Driving around a city in France to find a parking space one evening to see an old castle? I completely missed that there's prostitutes, including a couple who apparently were on their way to the car. I was annoyed about idiots who stopped cars in stupid places and got in the way and people everywhere. Only afterwards when my friend told me, did I understand why he was so bad at seeing traffic and cars. As long as the women didn't try to go out in front of the car or had a direction that intercepted in front of the car's route etc, my brain just classed them away as uninteresting people in motion I could ignore, including what they are wearing. Or not wearing. Germany have been similar.

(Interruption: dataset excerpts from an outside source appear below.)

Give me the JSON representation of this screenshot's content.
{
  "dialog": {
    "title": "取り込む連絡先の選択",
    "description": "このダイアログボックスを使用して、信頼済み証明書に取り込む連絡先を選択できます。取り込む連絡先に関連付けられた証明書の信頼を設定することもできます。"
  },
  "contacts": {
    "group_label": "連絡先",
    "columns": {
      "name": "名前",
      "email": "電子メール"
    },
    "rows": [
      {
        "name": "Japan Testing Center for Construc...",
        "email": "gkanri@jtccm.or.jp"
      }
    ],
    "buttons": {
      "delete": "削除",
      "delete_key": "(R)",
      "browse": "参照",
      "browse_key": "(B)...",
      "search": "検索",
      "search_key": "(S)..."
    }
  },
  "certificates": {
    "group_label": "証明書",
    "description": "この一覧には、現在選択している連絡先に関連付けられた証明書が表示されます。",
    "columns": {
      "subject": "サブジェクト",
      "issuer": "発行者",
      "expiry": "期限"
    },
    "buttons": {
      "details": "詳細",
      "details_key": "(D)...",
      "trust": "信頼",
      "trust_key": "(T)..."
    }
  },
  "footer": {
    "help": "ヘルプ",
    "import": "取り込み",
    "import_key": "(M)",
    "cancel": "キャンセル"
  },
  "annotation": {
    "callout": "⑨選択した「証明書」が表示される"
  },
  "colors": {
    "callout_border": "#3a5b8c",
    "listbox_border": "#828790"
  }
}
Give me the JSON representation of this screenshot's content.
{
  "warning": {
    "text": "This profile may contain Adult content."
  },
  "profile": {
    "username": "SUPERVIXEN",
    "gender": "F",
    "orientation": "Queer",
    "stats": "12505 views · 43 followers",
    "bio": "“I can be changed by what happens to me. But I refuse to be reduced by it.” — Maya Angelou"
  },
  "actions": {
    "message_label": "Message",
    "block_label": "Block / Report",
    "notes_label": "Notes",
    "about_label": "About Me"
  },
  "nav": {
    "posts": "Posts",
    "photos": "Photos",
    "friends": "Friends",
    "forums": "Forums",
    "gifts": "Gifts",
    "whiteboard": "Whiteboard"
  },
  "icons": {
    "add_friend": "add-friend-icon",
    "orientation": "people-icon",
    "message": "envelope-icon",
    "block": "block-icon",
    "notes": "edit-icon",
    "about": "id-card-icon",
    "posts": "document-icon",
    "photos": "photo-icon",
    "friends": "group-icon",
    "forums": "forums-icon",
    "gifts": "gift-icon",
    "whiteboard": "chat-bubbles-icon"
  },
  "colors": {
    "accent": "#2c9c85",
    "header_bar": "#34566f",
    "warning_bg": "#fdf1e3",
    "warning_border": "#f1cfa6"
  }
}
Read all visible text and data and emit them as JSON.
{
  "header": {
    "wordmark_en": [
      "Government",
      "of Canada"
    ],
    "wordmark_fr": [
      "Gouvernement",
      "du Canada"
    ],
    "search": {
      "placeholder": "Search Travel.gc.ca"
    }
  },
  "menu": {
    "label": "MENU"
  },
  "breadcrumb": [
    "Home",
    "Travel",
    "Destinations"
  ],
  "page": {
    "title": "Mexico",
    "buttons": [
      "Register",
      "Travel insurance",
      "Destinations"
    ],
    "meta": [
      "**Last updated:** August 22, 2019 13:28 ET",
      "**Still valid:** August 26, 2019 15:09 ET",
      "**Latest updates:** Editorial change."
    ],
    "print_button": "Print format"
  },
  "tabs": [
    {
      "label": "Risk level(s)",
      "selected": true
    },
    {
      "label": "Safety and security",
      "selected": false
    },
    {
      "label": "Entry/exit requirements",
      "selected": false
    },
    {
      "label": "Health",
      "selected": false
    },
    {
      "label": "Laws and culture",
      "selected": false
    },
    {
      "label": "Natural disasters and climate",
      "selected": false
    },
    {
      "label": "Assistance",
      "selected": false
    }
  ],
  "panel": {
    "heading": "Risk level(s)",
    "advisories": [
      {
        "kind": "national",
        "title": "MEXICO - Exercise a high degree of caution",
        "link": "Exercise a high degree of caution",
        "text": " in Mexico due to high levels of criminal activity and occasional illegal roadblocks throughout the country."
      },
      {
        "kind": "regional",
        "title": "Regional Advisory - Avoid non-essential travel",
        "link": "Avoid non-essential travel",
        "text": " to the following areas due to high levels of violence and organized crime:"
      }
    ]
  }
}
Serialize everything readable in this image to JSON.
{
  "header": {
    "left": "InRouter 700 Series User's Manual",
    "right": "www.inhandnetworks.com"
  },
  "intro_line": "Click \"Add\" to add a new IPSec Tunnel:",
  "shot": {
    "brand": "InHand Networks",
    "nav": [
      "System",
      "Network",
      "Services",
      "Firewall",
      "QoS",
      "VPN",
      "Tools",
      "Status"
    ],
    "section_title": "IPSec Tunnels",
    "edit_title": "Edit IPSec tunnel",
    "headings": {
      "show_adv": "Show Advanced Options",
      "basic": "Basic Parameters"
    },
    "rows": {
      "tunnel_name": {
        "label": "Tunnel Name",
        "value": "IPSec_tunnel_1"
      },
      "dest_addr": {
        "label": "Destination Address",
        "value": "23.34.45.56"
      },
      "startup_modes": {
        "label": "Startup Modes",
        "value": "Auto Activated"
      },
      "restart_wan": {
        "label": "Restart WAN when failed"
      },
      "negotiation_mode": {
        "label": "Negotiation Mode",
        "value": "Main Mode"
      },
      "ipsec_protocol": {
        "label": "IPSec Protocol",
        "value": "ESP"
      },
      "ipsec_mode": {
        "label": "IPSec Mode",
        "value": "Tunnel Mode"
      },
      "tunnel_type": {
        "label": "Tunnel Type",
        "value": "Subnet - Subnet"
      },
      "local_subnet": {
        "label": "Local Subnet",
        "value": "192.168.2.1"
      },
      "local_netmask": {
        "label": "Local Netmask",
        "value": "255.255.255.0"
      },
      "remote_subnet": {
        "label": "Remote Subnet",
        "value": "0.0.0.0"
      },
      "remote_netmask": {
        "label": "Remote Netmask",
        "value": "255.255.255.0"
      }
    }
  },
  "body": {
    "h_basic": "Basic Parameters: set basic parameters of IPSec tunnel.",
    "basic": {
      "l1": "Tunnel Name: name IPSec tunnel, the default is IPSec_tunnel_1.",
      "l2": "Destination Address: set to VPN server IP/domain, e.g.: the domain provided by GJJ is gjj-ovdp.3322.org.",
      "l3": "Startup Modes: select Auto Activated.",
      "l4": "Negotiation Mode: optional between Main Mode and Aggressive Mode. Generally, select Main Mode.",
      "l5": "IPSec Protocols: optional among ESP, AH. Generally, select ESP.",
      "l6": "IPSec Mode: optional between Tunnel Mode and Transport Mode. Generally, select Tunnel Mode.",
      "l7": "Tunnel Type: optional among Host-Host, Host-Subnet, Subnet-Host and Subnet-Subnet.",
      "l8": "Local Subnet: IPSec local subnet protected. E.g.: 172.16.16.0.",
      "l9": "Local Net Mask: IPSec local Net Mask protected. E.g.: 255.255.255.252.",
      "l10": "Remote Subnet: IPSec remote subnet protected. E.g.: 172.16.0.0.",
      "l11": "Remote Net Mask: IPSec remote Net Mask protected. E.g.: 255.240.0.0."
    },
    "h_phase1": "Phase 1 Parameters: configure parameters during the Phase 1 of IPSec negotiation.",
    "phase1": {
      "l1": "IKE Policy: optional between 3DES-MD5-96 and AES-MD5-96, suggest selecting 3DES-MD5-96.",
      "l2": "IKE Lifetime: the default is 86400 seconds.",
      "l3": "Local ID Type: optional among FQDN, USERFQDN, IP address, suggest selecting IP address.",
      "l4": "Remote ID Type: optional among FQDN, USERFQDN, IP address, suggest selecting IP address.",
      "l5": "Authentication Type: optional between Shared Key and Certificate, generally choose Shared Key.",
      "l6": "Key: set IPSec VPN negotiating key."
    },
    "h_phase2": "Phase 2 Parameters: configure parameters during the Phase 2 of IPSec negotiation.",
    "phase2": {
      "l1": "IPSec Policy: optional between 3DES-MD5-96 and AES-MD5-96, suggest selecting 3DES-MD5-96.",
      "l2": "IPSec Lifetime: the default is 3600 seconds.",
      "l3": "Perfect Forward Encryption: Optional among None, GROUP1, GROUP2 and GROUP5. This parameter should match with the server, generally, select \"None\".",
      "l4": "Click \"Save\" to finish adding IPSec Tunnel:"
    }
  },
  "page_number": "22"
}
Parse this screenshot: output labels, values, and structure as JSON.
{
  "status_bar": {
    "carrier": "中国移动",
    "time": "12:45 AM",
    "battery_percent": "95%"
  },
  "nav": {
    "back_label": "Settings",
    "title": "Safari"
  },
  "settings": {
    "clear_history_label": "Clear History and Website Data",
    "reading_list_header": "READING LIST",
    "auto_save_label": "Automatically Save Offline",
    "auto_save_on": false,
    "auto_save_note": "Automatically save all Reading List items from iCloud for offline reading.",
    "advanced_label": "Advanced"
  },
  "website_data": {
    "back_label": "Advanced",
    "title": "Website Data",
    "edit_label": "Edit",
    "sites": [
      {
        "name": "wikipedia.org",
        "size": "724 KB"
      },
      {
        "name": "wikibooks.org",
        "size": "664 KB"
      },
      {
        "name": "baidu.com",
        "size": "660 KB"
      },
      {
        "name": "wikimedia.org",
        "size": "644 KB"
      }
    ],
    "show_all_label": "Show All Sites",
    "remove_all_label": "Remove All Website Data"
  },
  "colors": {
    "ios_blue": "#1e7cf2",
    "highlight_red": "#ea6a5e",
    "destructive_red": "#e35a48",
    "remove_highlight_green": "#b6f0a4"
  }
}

Most that know me are used to this selective attention, and my company here is learning it. I've been focused on drawing Bodil standing inside the door, but there have been people walking in front and annoying me, but it is only when I take a short break for hand cramps that I see the other three eating at the table. When did the food arrive? They've apparently been eating for a while, and told me that the food is served. I had just replied:

'Soon, I just...'

Bodil and I join them. Bodil is happy with the sketch, and Ciara has started embroidering something on a piece of fabric, and it looks like she has been doing it for a couple of days. I've decided to create a map of the region on a large paper as that will be useful. So once we've eaten, I ask Alith or Bodil to guard outside, and the other one to guard Iselin and Ciara when they go for a walk while I use my mobile phone to get measurements and sketch coastlines etc. The work will take up a large part of the afternoon.

I only draw the places I visited, because I don't know where there are any more. I draw larger water features that hopefully is there plus large rivers, and simpler hill and mountain markings and peaks. The biggest problem is again trying to flatten a curved surface. Should I care about coordinates, directions or distances? Considering how the map may be used and most of it is sea and coast, I decide that compass directions are most important, and vertical distances are correct, while horizontal are divided into three areas and the two dividing lines each have a separate scale that can be used along or near them. It is not optimal but I assume that no one will be able to measure much more accurately for a long time. It is interesting work and I use a thin pencil to sketch it out, thank goodness for a small ruler and thin 2m measuring tape in my back pack. The slate is very useful as scrap paper and for calculating scale. When I sit at the table and fill in with ink, the others knock and return.

We talk about life in their regions; what is harvested and when, and how things are stored and other things I need to know before I design my own farm, and the afternoon becomes evening, which becomes night.